Playtime
Sometimes I feel a little embarrassed that simply sitting and playing with Leo gets boring. I mean, when I sit down to feed him, I need to hold him up afterwards to help lessen the chance of pukes. It is so easy to simply sit on the couch and watch something on my computer. However, I've been addressing my own screentime a bit, so I'm trying to just sit and have 100 time with Leo--he gets 100% of my attention. And it's not easy.
When there's nothing on in the background and I'm simply with Leo, I think my brain feels a little under-stimulated. I would argue that our screens can really over stimulate me, hitting it with little dopamine shots so frequently. So it's hard to be more bored. I'm working on it. I think the other thing is that when I don't have anything on I can listen to my own thoughts and that can be a scary thing sometimes. I just mean I can get anxious about it.
When I do listen to my thoughts in 100 time with Leo, I think that I tend to tell myself that I'm not doing "the right" thing with Leo. With all of his therapy, it's like I'm telling myself, "Well, make sure you work on _____ activity enough. That's what his body needs." And while it's good to be aware of things that are good for Leo, I don't want my entire driving force to be "I always have to figure out what I'm supposed to be doing for Leo in order to keep *whatever person* happy." Because, literally, what that is is me trying to make sure that I'm a "good enough" mom by doing what I think other people think is good for Leo so that they will affirm that I'm a good enough mom. I know that was a babble, but I'm pretty sure it's what I meant to say.

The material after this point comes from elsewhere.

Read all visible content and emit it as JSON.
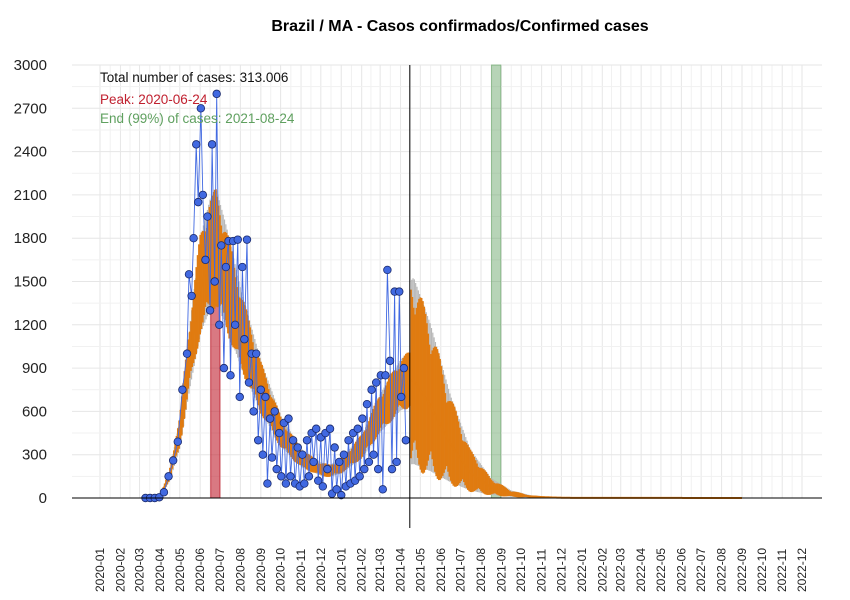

It's such a skewed motivation, and I'm not proud that I can operate within it sometimes--I'm sure more frequently than I'd like to admit. But, taking time to turn off the screens and acknowledge to myself that I don't have to always find the "right" thing to do with Leo, I can just be with him and that's enough. We don't always have to find the most "productive" thing to do. I can simply love him. I can enjoy him. I can treat him as God--oh yeah, HE'S the reference point for everything--wants me to. Being Leo's mom means way more than just trying to help him physically (through theraputic activities). It means keeping him safe, teaching him about God and the way He made the world to work, and being the kind of person that I want to teach him to be.
All of that to say that playtime can be hard. Sometimes I feel bad that being with my kid can be boring. I'm working on turning off screens. And my brain can be a loud place sometimes.